DC Entertainment and Warner Bros. had high hopes in bringing together all of the cinematic versions of the DC Comics heroes for Justice League. This was their answer to Marvel’s Avengers flicks, which are two of the highest-grossing movies of all time. They even brought Avengers writer/director Joss Whedon in to finish the movie up due to original director Zach Snyder having to bow out before filming completed due to the unfortunate death of his daughter.
But alas, no one really went to see it. It only made $94 million at the box-office here in the US. It cost $300 million to make. Ouch. This probably means we’re not going to get that Matter-Eater Lad trilogy.
The Hollywood Reporter reported the dismal-ish box-office, saying that “Justice League posted the lowest domestic opening of any title in the DC Extended Universe.” More ouch.
On Sunday, estimates showed Justice League debuting to $96 million, but the final number came in lower.
The movie did better overseas, pulling in a grand total of $281.5 million so far. Rotten Tomatoes has given it a 40%, which isn’t great, but an audience score of 85%, which isn’t too shabby. Jeff Goldstein, one of the honchos over at Warner Bros., thinks the film will do better this weekend.
“Our path to box-office success is different than what we thought. Given the extremely lucrative Thanksgiving week, we have a chance to hold audiences and ultimately come in at a good level.”
Why didn’t it do as well as predicted? Well, despite the movie being acknowledged by critics as a step-up from its predecessor, the mind-numbing, interminable Batman Vs. Superman: Dawn of Justice, they’re still saying it’s just not that great a flick.

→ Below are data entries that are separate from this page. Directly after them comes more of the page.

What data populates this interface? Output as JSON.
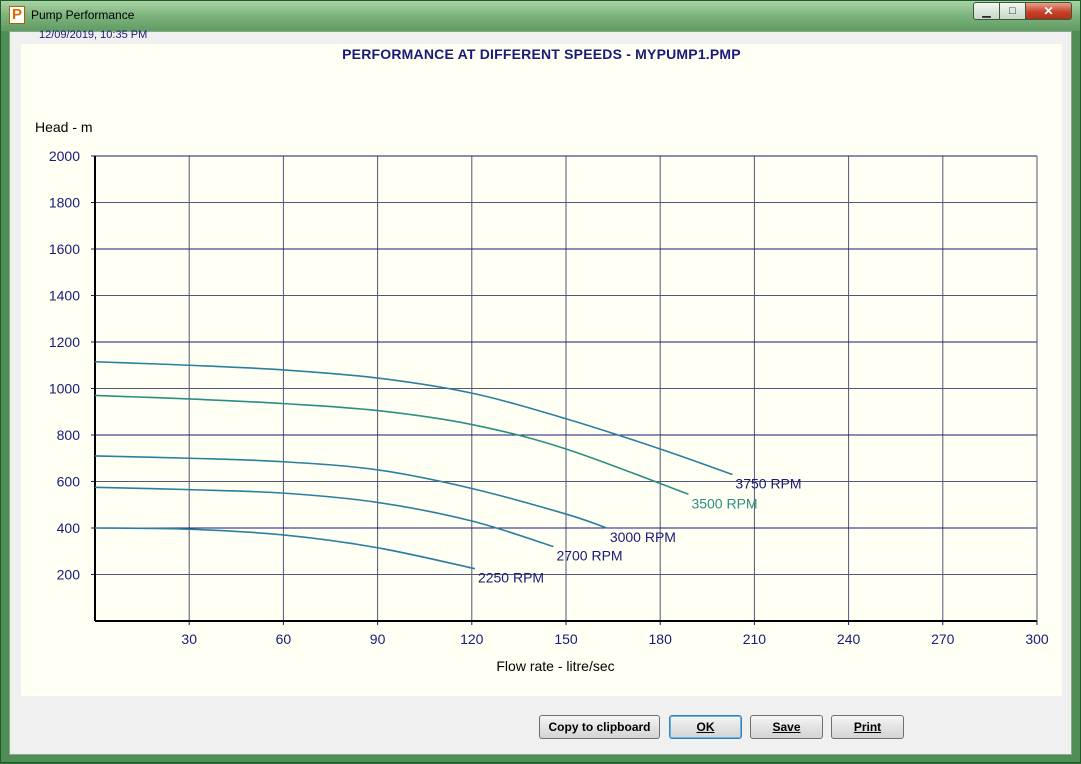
{
  "window": {
    "title": "Pump Performance",
    "icon_letter": "P",
    "controls": {
      "minimize": "▁",
      "maximize": "□",
      "close": "✕"
    }
  },
  "header": {
    "timestamp": "12/09/2019,  10:35 PM",
    "title": "PERFORMANCE AT DIFFERENT SPEEDS -  MYPUMP1.PMP"
  },
  "buttons": {
    "copy_label": "Copy to clipboard",
    "ok_label": "OK",
    "save_label": "Save",
    "print_label": "Print"
  },
  "chart_data": {
    "type": "line",
    "title": "PERFORMANCE AT DIFFERENT SPEEDS -  MYPUMP1.PMP",
    "xlabel": "Flow rate - litre/sec",
    "ylabel": "Head - m",
    "xlim": [
      0,
      300
    ],
    "ylim": [
      0,
      2000
    ],
    "xticks": [
      30,
      60,
      90,
      120,
      150,
      180,
      210,
      240,
      270,
      300
    ],
    "yticks": [
      200,
      400,
      600,
      800,
      1000,
      1200,
      1400,
      1600,
      1800,
      2000
    ],
    "grid": true,
    "axis_color": "#1a1a7a",
    "grid_color": "#555577",
    "series": [
      {
        "name": "3750 RPM",
        "color": "#2a7fa0",
        "label_color": "#1a1a7a",
        "x": [
          0,
          30,
          60,
          90,
          120,
          150,
          180,
          203
        ],
        "y": [
          1115,
          1100,
          1080,
          1045,
          980,
          870,
          740,
          630
        ]
      },
      {
        "name": "3500 RPM",
        "color": "#2a8f82",
        "label_color": "#2a8f82",
        "x": [
          0,
          30,
          60,
          90,
          120,
          150,
          189
        ],
        "y": [
          970,
          955,
          935,
          905,
          845,
          740,
          545
        ]
      },
      {
        "name": "3000 RPM",
        "color": "#2a7fa0",
        "label_color": "#1a1a7a",
        "x": [
          0,
          30,
          60,
          90,
          120,
          150,
          163
        ],
        "y": [
          710,
          700,
          685,
          650,
          570,
          460,
          400
        ]
      },
      {
        "name": "2700 RPM",
        "color": "#2a7fa0",
        "label_color": "#1a1a7a",
        "x": [
          0,
          30,
          60,
          90,
          120,
          146
        ],
        "y": [
          575,
          565,
          550,
          510,
          430,
          320
        ]
      },
      {
        "name": "2250 RPM",
        "color": "#2a7fa0",
        "label_color": "#1a1a7a",
        "x": [
          0,
          30,
          60,
          90,
          121
        ],
        "y": [
          400,
          395,
          370,
          315,
          225
        ]
      }
    ]
  }
}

Justice League leaps over a number of DC movies, but its single bound isn’t enough to shed the murky aesthetic, thin characters, and chaotic action that continue to dog the franchise.
It was also outshone by Julia Roberts’ new movie, Wonder. She plays the mom to a kid with a facial deformity who has to adjust to his new school. It looks like that’s the kind of superhero people wanted to see, as it made $27.1 million.
Director Stephen Chbosky’s Wonder, which placed second, came in well ahead of expectations after strong reviews and a coveted A+ CinemaScore. The $20 million film adaptation of R.J. Palacio’s acclaimed children’s novel tells the story of a young boy with a facial deformity who attends a mainstream school for the first time (the book spawned the “Choose Kind” movement).
Honestly, you can’t basically do the Super Friends movie without Zan and goddamn Jayna and expect a box-office windfall. Gal Gadot can only do so much as Wonder Woman, audiences have no clue who the other three are, and wow, does Ben Affleck obviously not want to be Batman. You should have let the Wonder Twins take the shape of an octopus and form of an “ice unicycle” (?!?) and saved your movie!